Do not leave the child alone with the puppy, ever, not even for a few minutes. I would keep the puppy on a short lead in the house where your child is, one of those umbilical cords which fit around your waist, so that where you go, the pup goes. Of course, he cannot climb stairs at his age; that would damage his joints but certainly he can downstairs.
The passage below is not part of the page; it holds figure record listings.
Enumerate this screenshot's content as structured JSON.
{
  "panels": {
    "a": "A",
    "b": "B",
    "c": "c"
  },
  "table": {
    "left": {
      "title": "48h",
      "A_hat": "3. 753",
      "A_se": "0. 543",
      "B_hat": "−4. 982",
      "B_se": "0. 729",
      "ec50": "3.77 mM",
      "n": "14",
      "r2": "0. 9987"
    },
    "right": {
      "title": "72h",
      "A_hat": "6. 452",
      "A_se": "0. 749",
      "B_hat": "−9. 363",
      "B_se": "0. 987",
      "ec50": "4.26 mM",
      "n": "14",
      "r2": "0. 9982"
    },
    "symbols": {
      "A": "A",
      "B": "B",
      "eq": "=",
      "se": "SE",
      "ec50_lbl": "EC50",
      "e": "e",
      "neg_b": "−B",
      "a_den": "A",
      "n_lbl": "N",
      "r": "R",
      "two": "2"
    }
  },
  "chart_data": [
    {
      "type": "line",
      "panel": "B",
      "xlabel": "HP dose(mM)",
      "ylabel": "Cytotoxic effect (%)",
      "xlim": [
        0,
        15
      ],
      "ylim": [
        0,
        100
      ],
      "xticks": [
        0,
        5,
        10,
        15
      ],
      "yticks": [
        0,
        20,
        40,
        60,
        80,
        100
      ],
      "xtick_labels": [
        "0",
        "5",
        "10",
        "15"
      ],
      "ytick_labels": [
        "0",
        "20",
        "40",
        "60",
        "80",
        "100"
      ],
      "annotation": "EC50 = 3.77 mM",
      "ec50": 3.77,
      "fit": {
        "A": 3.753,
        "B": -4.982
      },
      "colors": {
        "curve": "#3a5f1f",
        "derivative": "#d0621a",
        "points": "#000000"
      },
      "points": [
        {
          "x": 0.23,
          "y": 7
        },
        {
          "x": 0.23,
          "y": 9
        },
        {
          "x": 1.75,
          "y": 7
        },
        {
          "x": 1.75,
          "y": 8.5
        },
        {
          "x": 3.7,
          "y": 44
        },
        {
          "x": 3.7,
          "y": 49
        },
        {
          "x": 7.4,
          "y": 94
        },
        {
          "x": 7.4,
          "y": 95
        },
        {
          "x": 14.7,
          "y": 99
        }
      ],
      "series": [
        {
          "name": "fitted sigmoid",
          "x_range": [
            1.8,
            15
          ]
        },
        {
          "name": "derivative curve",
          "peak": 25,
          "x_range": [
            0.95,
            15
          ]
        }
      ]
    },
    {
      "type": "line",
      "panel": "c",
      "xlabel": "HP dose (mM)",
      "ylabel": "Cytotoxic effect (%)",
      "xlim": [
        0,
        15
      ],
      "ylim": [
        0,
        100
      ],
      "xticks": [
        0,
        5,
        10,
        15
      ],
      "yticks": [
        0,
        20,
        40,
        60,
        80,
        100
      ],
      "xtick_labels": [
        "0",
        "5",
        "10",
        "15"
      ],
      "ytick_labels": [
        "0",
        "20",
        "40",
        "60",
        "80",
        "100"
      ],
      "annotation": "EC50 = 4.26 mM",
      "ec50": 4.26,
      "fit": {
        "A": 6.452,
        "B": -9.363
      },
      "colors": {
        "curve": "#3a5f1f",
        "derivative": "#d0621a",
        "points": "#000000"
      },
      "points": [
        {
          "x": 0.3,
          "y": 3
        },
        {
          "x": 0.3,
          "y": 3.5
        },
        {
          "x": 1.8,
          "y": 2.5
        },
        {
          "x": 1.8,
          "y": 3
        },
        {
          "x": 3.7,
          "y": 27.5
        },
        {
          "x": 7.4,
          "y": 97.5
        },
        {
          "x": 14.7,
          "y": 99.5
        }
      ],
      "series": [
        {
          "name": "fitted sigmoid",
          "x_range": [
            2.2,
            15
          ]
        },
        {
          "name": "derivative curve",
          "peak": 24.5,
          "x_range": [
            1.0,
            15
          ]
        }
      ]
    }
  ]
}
A babygate across the kitchen doorway is an excellent idea to give him some time out and for somewhere safe for him when you cannot supervise.


----------



## Lola71 (Feb 23, 2011)

The idea of squealing like a pup when Molly mouthed us was recommended to us by our vet and for us it worked. We also did the staying still thing too, but usually stood up and away from her. 
Hope you get it sorted.


----------



## nomi_mewse (Feb 15, 2017)

sharp75 said:


> hi i have a 9 week American Akita pup and he constantly bites. if i stroke him he grabs my hand or wrist and if im walking around the house he clings to my trousers or shoes/socks. i have a 2 year old and he has marks allover his body from the bites and scratches so its really worrying me. they are never nasty bites they are mainly him playing but i dont know how to discipline him properly for it so i was hoping someone could let me kow if hell grow out of it and if theres a way i can get him to stop it before he gets much bigger.
> can i just add that as he is 9 weeks old i cannot take him out for walks til he gets his next jabs so could the biting be down to him being bored being stuck in the house, and also does anyone know what food an akita is best to have and to avoid.


hi ya, I know this post is a few years old but I was just wondering how you got on in the end?? as I'm in exactly the same position...our akita puppy is 9 weeks old and he's a lovely lovely boy but is just relentless with the nipping and grabbing at hands and feet when you try and stroke him or are walking around!! 
obviously I know hes only a baby and it's perfectly normal, I just need some tips on how to try stop the nipping as my daughter can't even get off the sofa when he's in playful mode as he just makes a b-line for her?!


----------



## Siskin (Nov 13, 2012)

It's unlikely the OP will answer as they haven't been back on the forum since the initial post.

Have a look in the dog chat or dog training and behaviour parts of the the forum, there seems to be several threads running currently about biting puppies which have been answered in detail and may of help to you

Alternatively start a new thread with your query


----------